Immigration, Integration and Education PDF Author: Oakleigh Welply
Publisher: Routledge
ISBN: 0429814887
Category : Education
Languages : en
Pages : 274

Get Book Here

Book Description
Winner of the 2023 Globalisation and Education SIG Best Book Award at CIES 2023! Immigration, Integration and Education offers a unique comparative analysis of the views and experiences of children of immigrants in school in France and England. It showcases how the theorization of children’s narratives can offer new methodological tools and insights in comparative education and help understand the different role of educational systems and discourses around issues of immigration, integration, race, language and religion. Presenting an in-depth analysis of children’s own narratives, this book offers a close comparative examination of the French and English educational systems, and the ways in which they impact on the experiences and identities of children of immigrants. The narratives of the children reveal the multiple forms of othering, discrimination and exclusion that shape their experiences in school, but also the multiple strategies they deploy to navigate these complex educational landscapes. It stresses that beyond national ideologies and philosophies of integration, structural and cultural aspects need to be explored to understand the role played by schools in the inclusion of immigrant populations. This book is an essential resource for academics, researchers and graduate students in the fields of sociology of education, migration studies, intercultural education, educational policy and comparative and international education. It will also appeal to those who are committed to addressing inequalities and discrimination in education.

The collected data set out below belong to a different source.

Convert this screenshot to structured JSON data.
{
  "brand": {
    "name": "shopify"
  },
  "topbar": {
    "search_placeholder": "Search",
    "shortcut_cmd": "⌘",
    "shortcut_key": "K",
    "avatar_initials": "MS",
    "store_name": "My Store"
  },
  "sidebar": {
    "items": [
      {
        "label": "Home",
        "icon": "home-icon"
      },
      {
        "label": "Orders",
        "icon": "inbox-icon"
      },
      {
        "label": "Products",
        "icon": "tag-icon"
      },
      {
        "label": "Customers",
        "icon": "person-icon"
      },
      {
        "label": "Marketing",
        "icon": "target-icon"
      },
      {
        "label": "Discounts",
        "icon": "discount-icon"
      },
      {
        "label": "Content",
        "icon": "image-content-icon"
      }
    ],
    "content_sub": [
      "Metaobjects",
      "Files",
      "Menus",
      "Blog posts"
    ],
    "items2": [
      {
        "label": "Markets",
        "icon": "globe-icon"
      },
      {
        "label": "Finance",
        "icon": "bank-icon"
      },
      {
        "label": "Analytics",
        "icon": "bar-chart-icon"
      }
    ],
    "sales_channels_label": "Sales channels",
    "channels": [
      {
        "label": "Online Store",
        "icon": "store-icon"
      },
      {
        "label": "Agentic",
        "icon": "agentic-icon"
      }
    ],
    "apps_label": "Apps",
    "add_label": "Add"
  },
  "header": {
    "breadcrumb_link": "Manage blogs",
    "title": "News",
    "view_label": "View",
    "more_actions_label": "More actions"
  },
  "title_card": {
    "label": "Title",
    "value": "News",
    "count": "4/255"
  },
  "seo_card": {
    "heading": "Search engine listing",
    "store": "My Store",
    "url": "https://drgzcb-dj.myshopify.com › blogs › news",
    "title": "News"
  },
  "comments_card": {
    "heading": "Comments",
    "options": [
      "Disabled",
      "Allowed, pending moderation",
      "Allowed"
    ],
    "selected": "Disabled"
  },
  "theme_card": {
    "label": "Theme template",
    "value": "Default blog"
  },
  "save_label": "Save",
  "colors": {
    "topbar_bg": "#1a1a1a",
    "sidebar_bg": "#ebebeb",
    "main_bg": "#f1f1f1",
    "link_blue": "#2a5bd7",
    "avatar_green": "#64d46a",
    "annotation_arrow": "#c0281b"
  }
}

Philosophy in a Time of Terror

Philosophy in a Time of Terror PDF Author: Jürgen Habermas
Publisher: University of Chicago Press
ISBN: 9780226066646
Category : History
Languages : en
Pages : 236

Get Book Here

Book Description
The idea for Philosophy in a Time of Terror was born hours after the attacks on 9/11 and was realized just weeks later when Giovanna Borradori sat down with Jürgen Habermas and Jacques Derrida in New York City, in separate interviews, to evaluate the significance of the most destructive terrorist act ever perpetrated. This book marks an unprecedented encounter between two of the most influential thinkers of our age as here, for the first time, Habermas and Derrida overcome their mutual antagonism and agree to appear side by side. As the two philosophers disassemble and reassemble what we think we know about terrorism, they break from the familiar social and political rhetoric increasingly polarized between good and evil. In this process, we watch two of the greatest intellects of the century at work.